Conventional animal cloning requires first, the DNA with a complete set of genes from the nucleus of an adult cell. Then there should be an egg with most of its own DNA removed to “host” the source DNA and create an embryo. Last comes a surrogate mother to bring the embryo to term.

The first problem facing the museum’s scientists is to assemble millions of fragments of DNA into the right order of genes and non-gene sequences, which have to be assembled into chromosomes and then into the complete genetic sequence, the genome.

They then hope to use the Tasmanian devil or the Numbat for eggs and surrogacy.

The scientists say the clones would not all be kept in captivity, since the ultimate goal of the research project is to create a group of genetically diverse thylacines for eventual release into their natural habitat.

Archer is confident other museum or trophy specimens of thylacines would provide enough DNA for a colony of genetically diverse male and female clones.

At the moment, however, the museum’s geneticist, Dr. Karen Firestone, admits they have only replicated fragments of DNA, not entire genes, and very small fragments at that.

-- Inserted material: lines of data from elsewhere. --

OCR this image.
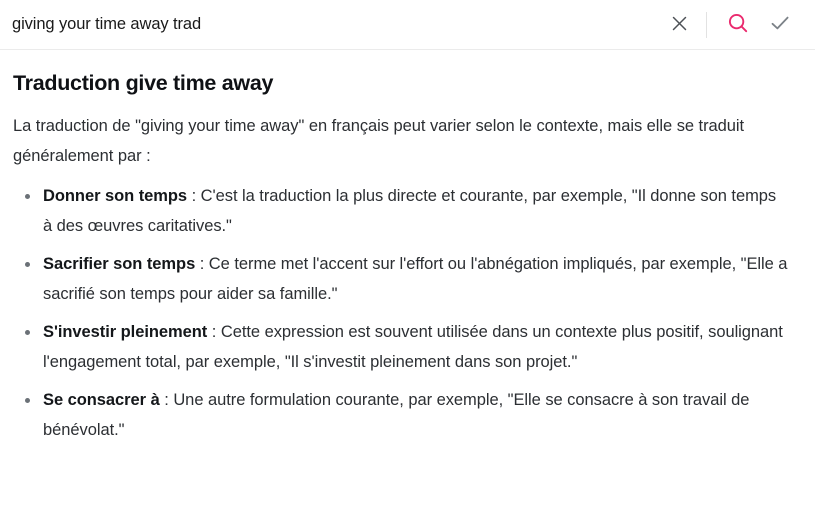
giving your time away trad
Traduction give time away

La traduction de "giving your time away" en français peut varier selon le contexte, mais elle se traduit généralement par :

Donner son temps : C'est la traduction la plus directe et courante, par exemple, "Il donne son temps à des œuvres caritatives."
Sacrifier son temps : Ce terme met l'accent sur l'effort ou l'abnégation impliqués, par exemple, "Elle a sacrifié son temps pour aider sa famille."
S'investir pleinement : Cette expression est souvent utilisée dans un contexte plus positif, soulignant l'engagement total, par exemple, "Il s'investit pleinement dans son projet."
Se consacrer à : Une autre formulation courante, par exemple, "Elle se consacre à son travail de bénévolat."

In truth, the actual cloning of the thylacine may take up to a decade or more.

Michael Westerman, an evolutionary molecular biologist with La Trobe University in Melbourne, also says that while the work so far has been “frontier-piercing stuff” he cautions that the museum’s scientists “‘have a long way to go”.

To be sure, some observers have found it too convenient that the museum chose to “reveal” the progress in the project at the same time as the announcement of the premiere run of a documentary, ‘The End of Extinction: Cloning the Tasmanian Tiger’ on the Discovery Channel beginning Jul. 7.

To be aired in 155 countries, the documentary traces the work done by the Australian Museum scientists on the thylacine.

Regardless of any documentary, though, there are those who say all the efforts to clone the Tasmanian tiger are worth it. Dr. Robert Paddle, author of the ‘Last Tasmanian Tiger’, insists: “(The) cloning of the thylacine very much represents the restoration of ecology.”

“The thylacine,” he notes, “represented a fabricated rural scapegoat to hide inefficient farming practices.”

“It was persecuted as a ‘sheep killer’ before the government introduced a bounty on its head,” continues Paddle. “It is an iconic Australian animal, representing history and continuity, which we have made extinct. We need to accept the consequences of our actions and correct our mistakes.”

Yet there remains much scepticism over the merits of recreating a species that has no family or mate and its reintroduction to a rapidly dwindling natural environment.

Comments anthropologist Lesley Head, associate professor at the School of Geosciences, University of Woolongong: “This project is about science not about conservation, it is about Australia’s unfinished attempts to come to terms with its colonial past.”

“We need,” she says, “to protect the species we have and preserve their habitats. Putting a cloned thylacine in a 2010 Tasmania would be very different from a 1930s or 1850s Tasmania. The habitat, the predator and prey relationships and nature of human occupations have changed.”